List of results with the following components:

  • starting_values: Dataframe with starting values used for algorithm initialization

  • final_outcome_model_tidy_1-final_outcome_model_tidy_k: Tidy dataframe corresponding to the outcome model for each latent subgroup, 1 to k

  • final_outcome_model_cov_mtx_1-final_outcome_model_cov_mtx_k: Tibble of the covariance matrix corresponding to the outcome model for each latent subgroup, 1 to k

  • subgroup_assn: Dataframe containing the posterior probability of subgroup membership and corresponding assigned subgroup (based on maximum psoterior probability) for each observation

  • final_df: One observation per record, per subgroup containing the input dataset and corresponding prior and posterior probabilities.
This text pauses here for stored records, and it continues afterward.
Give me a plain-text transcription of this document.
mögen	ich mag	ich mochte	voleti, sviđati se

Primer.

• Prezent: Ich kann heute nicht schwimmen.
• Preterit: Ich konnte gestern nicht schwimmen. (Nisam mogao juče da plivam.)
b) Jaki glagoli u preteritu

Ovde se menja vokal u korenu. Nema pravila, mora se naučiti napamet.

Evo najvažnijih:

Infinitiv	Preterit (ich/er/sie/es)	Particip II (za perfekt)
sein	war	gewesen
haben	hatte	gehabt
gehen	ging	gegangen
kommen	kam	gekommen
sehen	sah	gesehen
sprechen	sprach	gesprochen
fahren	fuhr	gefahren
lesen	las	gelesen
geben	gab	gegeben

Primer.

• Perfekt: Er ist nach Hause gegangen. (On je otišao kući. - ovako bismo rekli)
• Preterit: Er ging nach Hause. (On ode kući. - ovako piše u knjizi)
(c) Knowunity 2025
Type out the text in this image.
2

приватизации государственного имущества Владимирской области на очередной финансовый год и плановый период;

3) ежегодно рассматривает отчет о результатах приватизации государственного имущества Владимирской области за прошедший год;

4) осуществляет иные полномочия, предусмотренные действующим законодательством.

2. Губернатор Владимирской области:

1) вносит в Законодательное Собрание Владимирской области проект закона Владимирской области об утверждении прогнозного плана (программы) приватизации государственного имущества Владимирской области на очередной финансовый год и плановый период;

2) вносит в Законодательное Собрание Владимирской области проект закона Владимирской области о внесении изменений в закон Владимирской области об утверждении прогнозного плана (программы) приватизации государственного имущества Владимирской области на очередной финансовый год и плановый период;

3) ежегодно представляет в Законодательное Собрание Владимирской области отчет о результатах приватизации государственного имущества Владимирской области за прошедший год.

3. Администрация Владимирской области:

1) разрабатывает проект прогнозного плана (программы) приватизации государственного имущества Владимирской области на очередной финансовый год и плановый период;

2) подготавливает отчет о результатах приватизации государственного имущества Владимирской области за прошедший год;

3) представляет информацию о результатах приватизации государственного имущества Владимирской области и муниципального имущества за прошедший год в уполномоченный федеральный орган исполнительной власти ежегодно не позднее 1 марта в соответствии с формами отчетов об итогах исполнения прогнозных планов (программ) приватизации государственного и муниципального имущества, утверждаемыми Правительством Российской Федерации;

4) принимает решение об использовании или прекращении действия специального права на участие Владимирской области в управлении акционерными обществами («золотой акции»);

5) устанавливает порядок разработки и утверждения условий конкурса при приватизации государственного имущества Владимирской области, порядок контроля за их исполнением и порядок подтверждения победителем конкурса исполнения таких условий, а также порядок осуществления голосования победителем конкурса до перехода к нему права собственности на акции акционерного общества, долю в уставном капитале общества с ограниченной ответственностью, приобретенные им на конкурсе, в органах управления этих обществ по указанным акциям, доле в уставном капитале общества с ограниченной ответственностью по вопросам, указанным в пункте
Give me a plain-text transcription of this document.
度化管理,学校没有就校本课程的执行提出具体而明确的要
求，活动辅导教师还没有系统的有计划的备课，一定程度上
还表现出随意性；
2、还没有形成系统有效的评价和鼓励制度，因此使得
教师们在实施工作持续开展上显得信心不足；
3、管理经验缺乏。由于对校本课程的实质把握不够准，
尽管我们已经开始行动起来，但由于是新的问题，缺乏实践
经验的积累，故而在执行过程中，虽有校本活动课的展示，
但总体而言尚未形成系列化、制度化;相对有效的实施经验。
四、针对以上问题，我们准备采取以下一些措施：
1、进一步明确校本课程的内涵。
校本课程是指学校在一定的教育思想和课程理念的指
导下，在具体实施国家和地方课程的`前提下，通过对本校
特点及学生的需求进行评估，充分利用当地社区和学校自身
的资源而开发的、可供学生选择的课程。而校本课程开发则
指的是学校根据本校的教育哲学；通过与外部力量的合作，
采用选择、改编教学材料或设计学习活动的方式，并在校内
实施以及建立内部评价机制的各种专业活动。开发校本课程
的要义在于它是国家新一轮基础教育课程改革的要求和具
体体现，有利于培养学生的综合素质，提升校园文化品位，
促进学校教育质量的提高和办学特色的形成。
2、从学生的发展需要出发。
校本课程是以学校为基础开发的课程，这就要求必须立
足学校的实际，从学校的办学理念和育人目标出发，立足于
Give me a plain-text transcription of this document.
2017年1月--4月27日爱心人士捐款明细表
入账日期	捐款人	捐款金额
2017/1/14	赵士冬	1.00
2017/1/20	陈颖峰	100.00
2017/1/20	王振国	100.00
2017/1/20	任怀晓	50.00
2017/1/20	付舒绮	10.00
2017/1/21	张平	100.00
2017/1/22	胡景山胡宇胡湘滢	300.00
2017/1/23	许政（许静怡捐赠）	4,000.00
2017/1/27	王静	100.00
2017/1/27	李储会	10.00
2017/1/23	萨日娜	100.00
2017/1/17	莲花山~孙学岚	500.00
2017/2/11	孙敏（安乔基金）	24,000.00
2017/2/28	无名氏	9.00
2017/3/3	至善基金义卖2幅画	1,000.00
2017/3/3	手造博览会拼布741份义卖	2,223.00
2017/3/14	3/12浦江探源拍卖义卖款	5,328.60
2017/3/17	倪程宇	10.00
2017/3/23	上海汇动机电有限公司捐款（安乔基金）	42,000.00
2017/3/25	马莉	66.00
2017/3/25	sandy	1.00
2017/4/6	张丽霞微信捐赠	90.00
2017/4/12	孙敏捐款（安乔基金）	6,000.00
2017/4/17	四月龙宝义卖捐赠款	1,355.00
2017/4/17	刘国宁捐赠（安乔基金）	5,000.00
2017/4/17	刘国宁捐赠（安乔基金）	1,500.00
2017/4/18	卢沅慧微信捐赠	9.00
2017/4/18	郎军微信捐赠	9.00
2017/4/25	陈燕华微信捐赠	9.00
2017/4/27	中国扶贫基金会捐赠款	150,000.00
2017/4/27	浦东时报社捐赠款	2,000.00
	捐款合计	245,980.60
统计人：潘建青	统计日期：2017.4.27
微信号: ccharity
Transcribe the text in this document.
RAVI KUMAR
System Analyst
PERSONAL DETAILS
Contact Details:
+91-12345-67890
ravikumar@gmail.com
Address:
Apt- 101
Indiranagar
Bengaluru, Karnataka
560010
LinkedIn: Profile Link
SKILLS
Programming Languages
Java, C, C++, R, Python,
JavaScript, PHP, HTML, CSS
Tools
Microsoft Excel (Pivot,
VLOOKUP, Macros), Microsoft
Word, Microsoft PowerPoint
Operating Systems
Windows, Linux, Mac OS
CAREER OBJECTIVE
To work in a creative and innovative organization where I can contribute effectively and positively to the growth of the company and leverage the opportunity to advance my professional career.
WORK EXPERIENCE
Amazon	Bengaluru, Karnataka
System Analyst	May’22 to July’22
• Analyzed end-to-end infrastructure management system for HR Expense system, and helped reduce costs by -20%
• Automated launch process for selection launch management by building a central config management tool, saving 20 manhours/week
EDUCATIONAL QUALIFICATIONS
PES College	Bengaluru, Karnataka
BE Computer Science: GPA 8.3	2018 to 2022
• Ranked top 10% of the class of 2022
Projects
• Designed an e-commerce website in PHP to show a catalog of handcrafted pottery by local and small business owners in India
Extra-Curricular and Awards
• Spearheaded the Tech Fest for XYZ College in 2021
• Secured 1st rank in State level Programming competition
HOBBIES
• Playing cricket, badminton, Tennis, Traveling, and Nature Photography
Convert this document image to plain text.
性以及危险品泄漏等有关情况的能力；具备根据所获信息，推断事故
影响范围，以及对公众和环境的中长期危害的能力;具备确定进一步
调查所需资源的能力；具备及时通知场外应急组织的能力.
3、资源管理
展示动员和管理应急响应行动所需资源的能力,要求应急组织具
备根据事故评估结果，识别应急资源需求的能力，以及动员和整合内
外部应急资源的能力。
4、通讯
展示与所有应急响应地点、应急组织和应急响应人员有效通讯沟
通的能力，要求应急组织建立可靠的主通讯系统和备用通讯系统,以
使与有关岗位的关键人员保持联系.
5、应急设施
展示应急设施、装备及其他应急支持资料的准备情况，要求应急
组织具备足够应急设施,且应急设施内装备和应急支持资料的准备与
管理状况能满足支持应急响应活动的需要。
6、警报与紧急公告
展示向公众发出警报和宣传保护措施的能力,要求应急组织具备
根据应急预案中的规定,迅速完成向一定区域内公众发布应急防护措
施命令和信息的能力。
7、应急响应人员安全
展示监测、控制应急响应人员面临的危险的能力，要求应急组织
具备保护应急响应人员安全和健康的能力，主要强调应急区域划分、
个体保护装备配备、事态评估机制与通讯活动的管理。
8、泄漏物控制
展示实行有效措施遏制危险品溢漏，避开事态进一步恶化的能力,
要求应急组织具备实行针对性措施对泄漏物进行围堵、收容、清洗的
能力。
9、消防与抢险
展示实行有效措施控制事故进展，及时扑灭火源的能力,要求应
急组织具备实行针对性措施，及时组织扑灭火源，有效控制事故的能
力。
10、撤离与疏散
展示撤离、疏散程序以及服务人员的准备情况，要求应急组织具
  • log_likelihood_values: Vector of log-likelihood values across algorithm iterations

  • convergence_status: Numeric convergence status. 0 = did not converge, 1 = algorithm converged

  • convergence_message: Message indicating whether algorithm converged

  • convergence_iter: Final iteration of the algorithm. Either the iteration that the algorithm achieved convergence, the final iteration following an error, or the maximum number of iterations (non-convergence)

Details

Due to the random initialization of starting values and initial partitions of patients into latent subgroups as part of the EM algorithm, setting a seed prior to calling survFMM is strongly recommended to ensure full reproducibility.